With the light from the European Union General Data Protection Regulation (GDPR) shining into the darkest corporate corners and illuminating the potential for fines that will impact the bottom line, Mr Moosman insists it’s now “incumbent on the CFO to protect the privacy and the data captured on users”.

Ning Wang, CFO of hacker-powered security testing company HackerOne, agrees that the evolving regulatory and audit environment GDPR brings to the organisation means that all CFOs must be familiar with ensuring compliance across all business units. At HackerOne, for example, GDPR-related training is now part of employee onboarding.

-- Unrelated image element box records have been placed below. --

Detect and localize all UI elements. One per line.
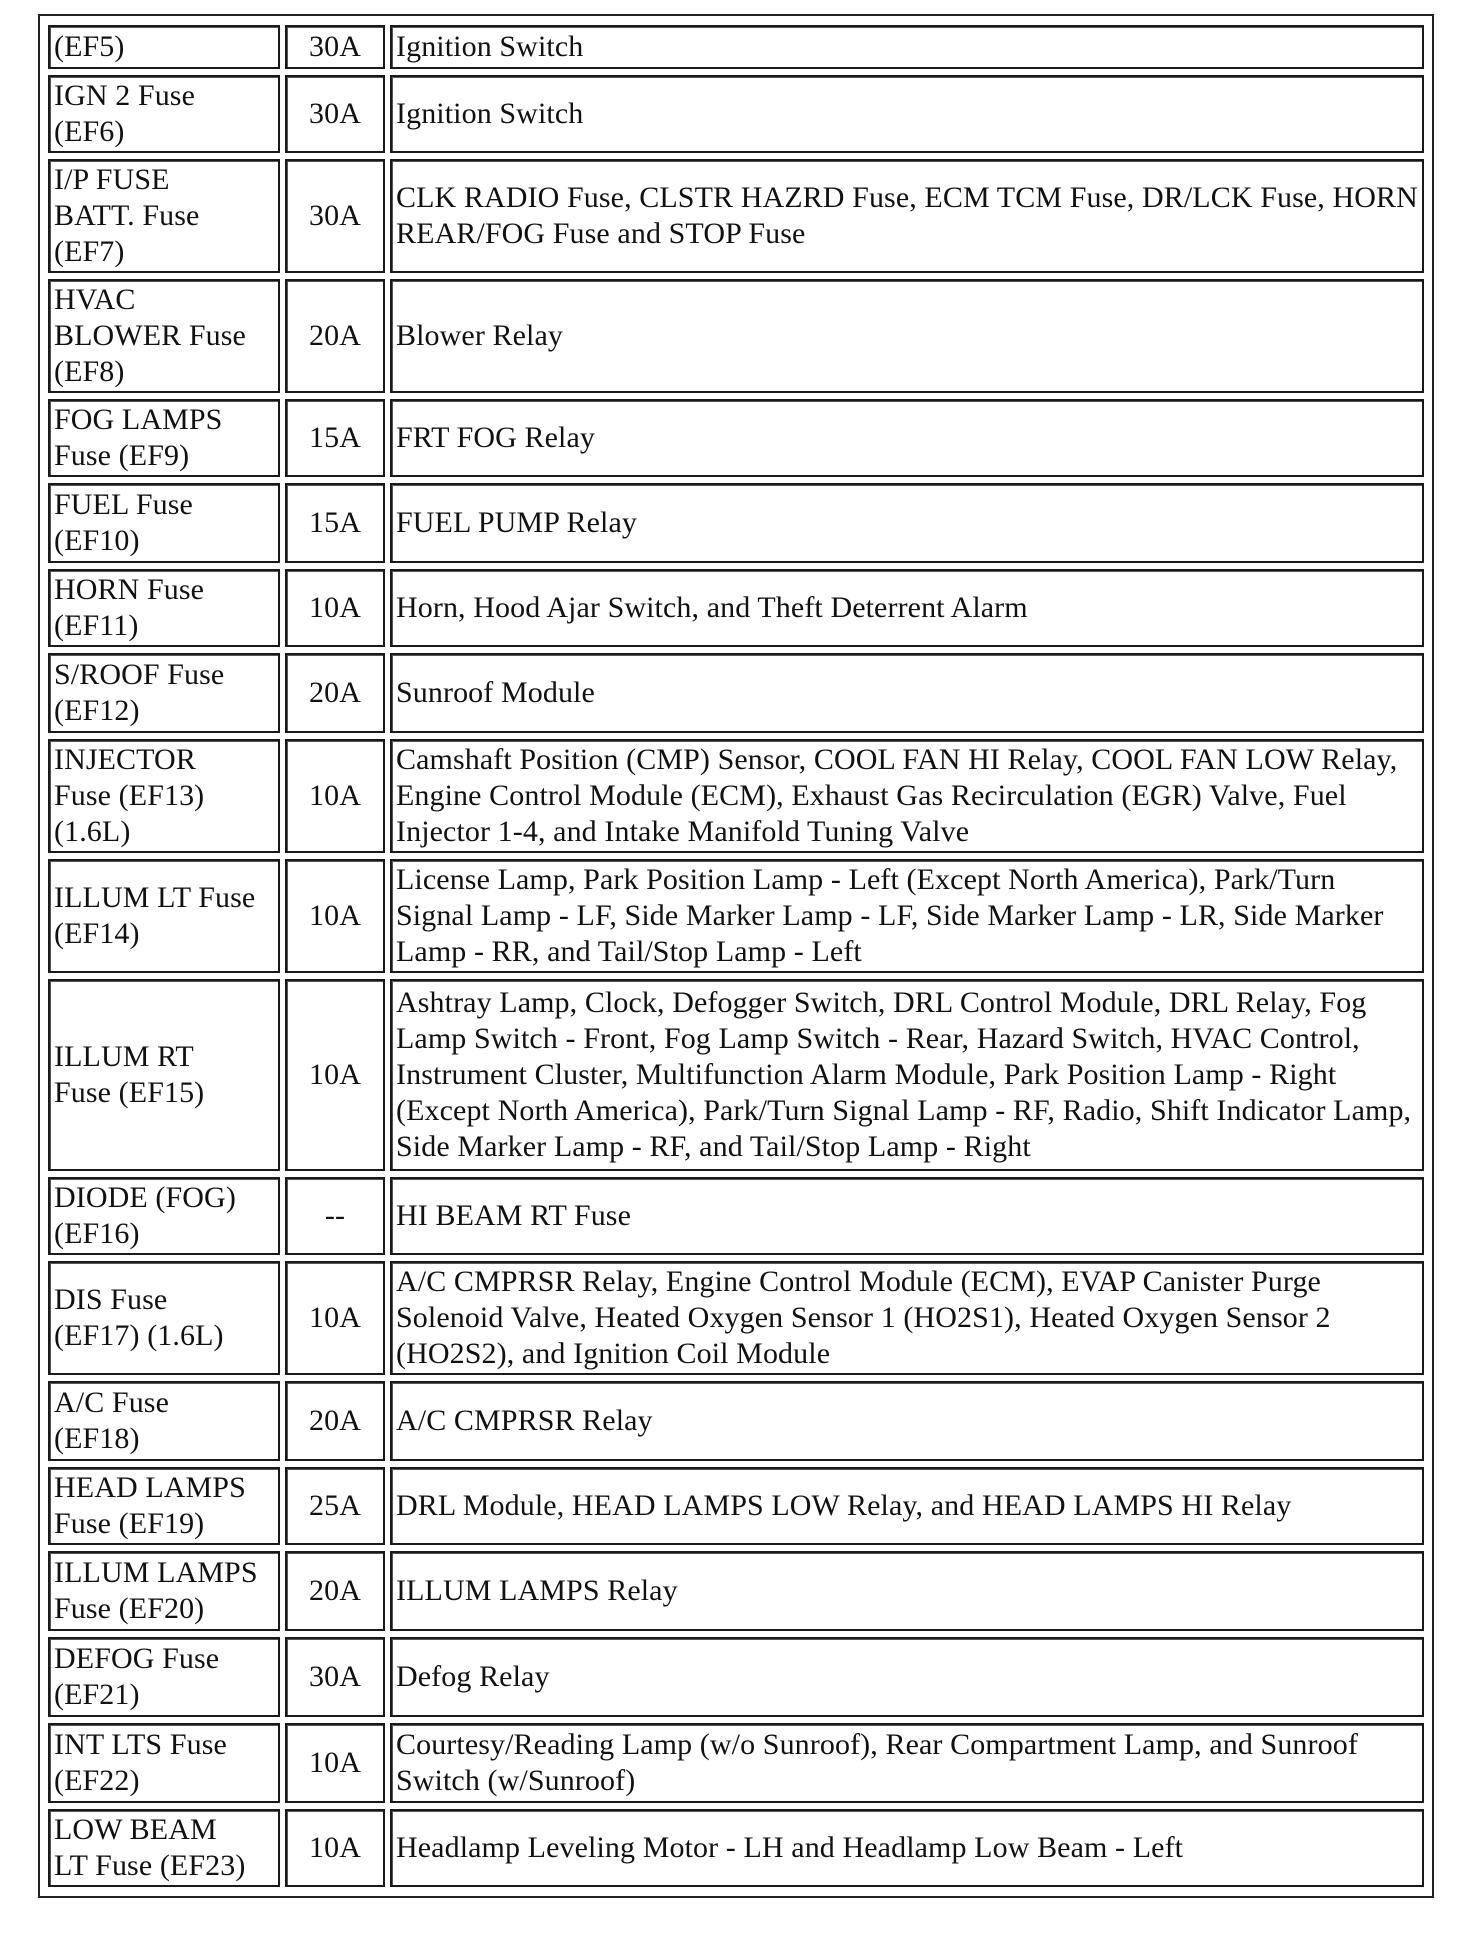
amperage-cell: 20A: [285, 653, 385, 733]
fuse-name-cell: IGN 2 Fuse (EF6): [48, 75, 280, 153]
fuse-name-cell: (EF5): [48, 25, 280, 69]
amperage-cell: 10A: [285, 1809, 385, 1887]
fuse-name-cell: DEFOG Fuse (EF21): [48, 1637, 280, 1717]
fuse-name-cell: FOG LAMPS Fuse (EF9): [48, 399, 280, 477]
fuse-name-cell: HEAD LAMPS Fuse (EF19): [48, 1467, 280, 1545]
fuse-name-cell: ILLUM LAMPS Fuse (EF20): [48, 1551, 280, 1631]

“We regularly educate our staff on how to handle personal data to increase awareness and sensitivity,” says Ms Wang, as that helps the company to stay compliant. “The CFO role in relation to cyber-risk and compliance becomes more operational in that regard, rather than siloed in financials.”

CFOs need to know the right questions to ask around cyber-risk

This is an important acknowledgement and one that is central to the case for a cyber CFO moving forward. You might think this could lead to there being some worried CFOs who are concerned their career could be careering off the rails, with this shift towards an entirely new skillset to add to their CVs.

But that’s not the impression you get talking to those who are actively walking the walk. “It’s truly an exciting time to be a CFO,” says Steve Vintz, CFO with cyber-exposure experts Tenable, who argues they simply need to understand their exposure to cyber-risk and the financial costs associated with it.

“I don’t pretend to understand the technology to the same degree as a chief information officer (CIO) or chief information security officer (CISO), but I insist on being an active member of the security team to evaluate our cybersecurity posture and most critical assets, and understand our exposure.”

Wait a minute, so should cybersecurity be the CFO’s job in future? No, the responsibility for cybersecurity must still fall under the security team, which includes the CISO, CIO and the myriad other roles involved with protecting the organisation from cyberattacks.

“But CFOs need to know what questions to ask their security team, what to look for and understand the additional disclosure requirements that are now part of the financial statements,” says Guy Melamed, CFO and chief operating officer at data security company Varonis Systems.

Being clued up on cyber-risk can help CFOs budget for the worst case

The argument is that CFOs, CIOs and CISOs share many of the same goals to protect their organisation from cyberattacks and other threats, and if CFOs are aware of the cyber-risk they can, according to Mr Melamed, “do what they do probably hundreds of time a day: a cost-benefit analysis to ensure the right decisions are made to reduce risk and to ensure resources are allocated properly”.

Sharing goals is one thing, sharing responsibility another in a relationship, which all too often appears to be defined by squabbles over resources as budgets are squeezed. Yet that relationship is key if the business is to succeed. Which means, as James Armstrong, CFO at digital transformation specialists 6point6, points out: “The CFO and CIO/CISO need to be 100 per cent in tune.” Indeed, the CFO has a duty of care to hold the CIO/CISO to account and understand cyber-risk and its potential impact on the business.

However, when executives consider fraud or cyberattack, many think only in terms of direct financial loss. The forward-thinking future CFO must take account of the longer-term impacts. “Having a plan in place that is led by a potential cyber CFO well in advance of any breach will mitigate reputational and legal impacts,” Jim Gee, national head of forensic services at risk advisory firm Crowe, concludes.